The Elizabethan stage, and particularly the plays of the Bard, dramatised a variety of kinds of love: Troilus and Cressida are as far from Antony and Cleopatra as Greece is from Egypt. But the pair of lovers in this movie are much closer to those in Titanic than either.
This latter brought in the largest box office income Hollywood has ever seen, and lasted for almost half a year in local movie theatres. Shakespeare in Love is at a slight disadvantage as far as the box office is concerned: no silicon graphics, special effects, and more lamentably, no Celine Dion on the soundtrack. Furthermore, Paltrow, who received an Oscar for her distinguished performance, is not as corpulent as Kate Winslet, who was a hit with the local male youth.
In The Postman, a flop locally and world-wide, Kevin Costner plays a travelling actor who plays Shakespeare to an audience that knows nothing about his plays. Today, the audience of Shakespeare in Love should be on its guard, since the charming appeal of the stars may cause them to lose their way to the Bard. While this Hollywood production intelligently draws on two plays -- Romeo and Juliet and Twelfth Night -- to fictionalise an account of Shakespeare's life, the audience might mistakenly take the Bard's cinematic relationship with Christopher Marlowe, John Webster, Queen Elizabeth and Lord Wessex at face value.

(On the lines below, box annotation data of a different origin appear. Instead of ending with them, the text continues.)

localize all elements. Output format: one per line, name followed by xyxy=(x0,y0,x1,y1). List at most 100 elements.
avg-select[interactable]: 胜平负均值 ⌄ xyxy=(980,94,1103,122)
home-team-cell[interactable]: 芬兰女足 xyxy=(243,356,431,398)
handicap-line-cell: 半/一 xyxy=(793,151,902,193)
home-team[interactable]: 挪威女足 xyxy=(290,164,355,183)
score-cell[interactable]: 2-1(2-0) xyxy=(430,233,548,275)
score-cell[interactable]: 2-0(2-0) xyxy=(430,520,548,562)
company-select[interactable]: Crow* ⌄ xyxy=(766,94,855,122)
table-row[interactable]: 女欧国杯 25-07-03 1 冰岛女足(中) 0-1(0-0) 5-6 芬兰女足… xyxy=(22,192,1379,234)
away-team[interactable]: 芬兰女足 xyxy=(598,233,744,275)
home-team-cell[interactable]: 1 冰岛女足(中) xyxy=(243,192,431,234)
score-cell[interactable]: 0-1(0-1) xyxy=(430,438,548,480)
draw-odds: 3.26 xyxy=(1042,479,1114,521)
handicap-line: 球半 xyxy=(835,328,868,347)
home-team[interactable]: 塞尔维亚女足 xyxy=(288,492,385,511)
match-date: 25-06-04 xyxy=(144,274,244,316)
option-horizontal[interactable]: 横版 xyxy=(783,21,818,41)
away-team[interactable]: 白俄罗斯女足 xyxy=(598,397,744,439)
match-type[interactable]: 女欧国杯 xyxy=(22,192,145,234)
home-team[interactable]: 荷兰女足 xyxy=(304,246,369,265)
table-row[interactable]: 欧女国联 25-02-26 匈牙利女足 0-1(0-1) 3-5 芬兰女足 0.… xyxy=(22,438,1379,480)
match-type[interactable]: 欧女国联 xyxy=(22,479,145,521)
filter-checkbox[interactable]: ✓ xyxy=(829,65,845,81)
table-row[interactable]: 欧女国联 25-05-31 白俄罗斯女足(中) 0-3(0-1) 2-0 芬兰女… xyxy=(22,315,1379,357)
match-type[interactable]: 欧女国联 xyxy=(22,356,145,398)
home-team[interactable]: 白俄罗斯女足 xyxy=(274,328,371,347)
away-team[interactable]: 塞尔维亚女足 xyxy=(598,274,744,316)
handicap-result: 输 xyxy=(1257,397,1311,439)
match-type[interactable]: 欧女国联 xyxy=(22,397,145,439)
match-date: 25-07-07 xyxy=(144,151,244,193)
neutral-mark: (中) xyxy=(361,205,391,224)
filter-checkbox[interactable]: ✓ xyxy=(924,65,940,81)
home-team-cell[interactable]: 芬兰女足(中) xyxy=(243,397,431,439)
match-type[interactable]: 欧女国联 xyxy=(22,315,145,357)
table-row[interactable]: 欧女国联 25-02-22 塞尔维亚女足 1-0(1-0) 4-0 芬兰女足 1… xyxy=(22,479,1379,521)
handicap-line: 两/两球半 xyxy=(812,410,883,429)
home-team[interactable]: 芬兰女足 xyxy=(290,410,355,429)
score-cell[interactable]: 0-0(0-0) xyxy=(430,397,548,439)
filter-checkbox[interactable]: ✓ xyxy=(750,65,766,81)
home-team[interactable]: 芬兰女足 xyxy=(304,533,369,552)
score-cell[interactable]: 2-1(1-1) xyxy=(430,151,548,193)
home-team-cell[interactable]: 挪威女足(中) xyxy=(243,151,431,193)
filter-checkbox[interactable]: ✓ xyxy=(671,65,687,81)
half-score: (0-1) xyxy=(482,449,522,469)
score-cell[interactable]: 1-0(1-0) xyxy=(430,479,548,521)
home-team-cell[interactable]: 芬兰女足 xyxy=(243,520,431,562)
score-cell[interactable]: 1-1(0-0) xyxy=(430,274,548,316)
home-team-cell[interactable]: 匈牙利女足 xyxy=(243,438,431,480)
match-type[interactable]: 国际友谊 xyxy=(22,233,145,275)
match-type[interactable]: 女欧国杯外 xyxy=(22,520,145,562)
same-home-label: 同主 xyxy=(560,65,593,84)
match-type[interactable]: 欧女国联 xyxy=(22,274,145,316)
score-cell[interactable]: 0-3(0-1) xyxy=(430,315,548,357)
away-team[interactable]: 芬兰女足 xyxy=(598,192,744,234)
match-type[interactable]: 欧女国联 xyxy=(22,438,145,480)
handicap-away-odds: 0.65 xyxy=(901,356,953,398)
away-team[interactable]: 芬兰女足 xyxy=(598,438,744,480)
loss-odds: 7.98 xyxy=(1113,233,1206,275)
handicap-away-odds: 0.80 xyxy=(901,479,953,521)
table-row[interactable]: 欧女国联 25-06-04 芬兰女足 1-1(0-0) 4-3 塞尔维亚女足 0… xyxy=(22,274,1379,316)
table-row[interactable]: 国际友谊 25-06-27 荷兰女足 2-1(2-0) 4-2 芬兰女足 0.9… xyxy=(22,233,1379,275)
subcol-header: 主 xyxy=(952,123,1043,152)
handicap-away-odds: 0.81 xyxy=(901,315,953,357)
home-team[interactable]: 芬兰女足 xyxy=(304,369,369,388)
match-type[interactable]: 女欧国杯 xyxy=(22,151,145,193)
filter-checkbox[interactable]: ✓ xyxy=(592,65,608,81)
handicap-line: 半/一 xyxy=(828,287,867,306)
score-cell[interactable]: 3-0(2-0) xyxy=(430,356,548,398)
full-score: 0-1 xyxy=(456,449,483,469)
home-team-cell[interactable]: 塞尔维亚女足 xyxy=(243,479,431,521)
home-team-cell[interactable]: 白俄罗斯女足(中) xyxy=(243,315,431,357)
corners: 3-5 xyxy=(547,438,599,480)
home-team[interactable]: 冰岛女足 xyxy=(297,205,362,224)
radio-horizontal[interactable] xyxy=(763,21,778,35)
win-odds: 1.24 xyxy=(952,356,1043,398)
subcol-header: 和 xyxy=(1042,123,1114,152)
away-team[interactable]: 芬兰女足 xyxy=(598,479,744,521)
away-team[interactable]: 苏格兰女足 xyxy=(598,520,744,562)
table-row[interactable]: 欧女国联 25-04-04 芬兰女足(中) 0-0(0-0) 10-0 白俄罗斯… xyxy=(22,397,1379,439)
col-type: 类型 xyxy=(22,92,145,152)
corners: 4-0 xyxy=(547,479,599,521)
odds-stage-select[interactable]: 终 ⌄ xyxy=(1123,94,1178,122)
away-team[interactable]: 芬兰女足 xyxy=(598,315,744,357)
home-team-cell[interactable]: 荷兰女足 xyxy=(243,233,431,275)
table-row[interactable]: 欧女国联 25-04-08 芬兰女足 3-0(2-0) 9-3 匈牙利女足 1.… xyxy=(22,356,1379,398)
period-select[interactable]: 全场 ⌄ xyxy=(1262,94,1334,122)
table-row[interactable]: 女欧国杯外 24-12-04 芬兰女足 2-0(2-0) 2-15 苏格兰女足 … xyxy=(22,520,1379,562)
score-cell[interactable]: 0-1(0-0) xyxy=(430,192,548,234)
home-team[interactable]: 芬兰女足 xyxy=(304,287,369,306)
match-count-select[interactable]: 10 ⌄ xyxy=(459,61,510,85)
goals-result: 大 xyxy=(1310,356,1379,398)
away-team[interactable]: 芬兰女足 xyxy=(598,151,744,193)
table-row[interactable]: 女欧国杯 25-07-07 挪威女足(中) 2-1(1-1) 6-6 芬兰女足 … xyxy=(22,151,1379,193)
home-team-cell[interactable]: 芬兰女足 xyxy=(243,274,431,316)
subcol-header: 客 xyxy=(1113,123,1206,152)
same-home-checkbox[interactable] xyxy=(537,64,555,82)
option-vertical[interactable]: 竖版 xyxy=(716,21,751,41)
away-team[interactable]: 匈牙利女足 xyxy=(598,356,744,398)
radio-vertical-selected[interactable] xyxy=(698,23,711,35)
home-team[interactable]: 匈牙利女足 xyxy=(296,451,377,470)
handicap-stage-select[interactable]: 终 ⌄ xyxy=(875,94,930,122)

Norman and Stoppard's script borrows heavily from Shakespeare, regularly quoting his plays. Minor plot twists, that at any particular point can proceed into this tragic vein, that comic twist, are cleverly informed by the Bard's own plays, with tongue firmly in cheek. Consequently, while the Titanic audience is unlikely to be too disappointed, those familiar with Shakespeare's plays are up for an amusingly witty treat.
Shakespeare in Love is now showing at Ramsis Hilton 1 and Tiba 1.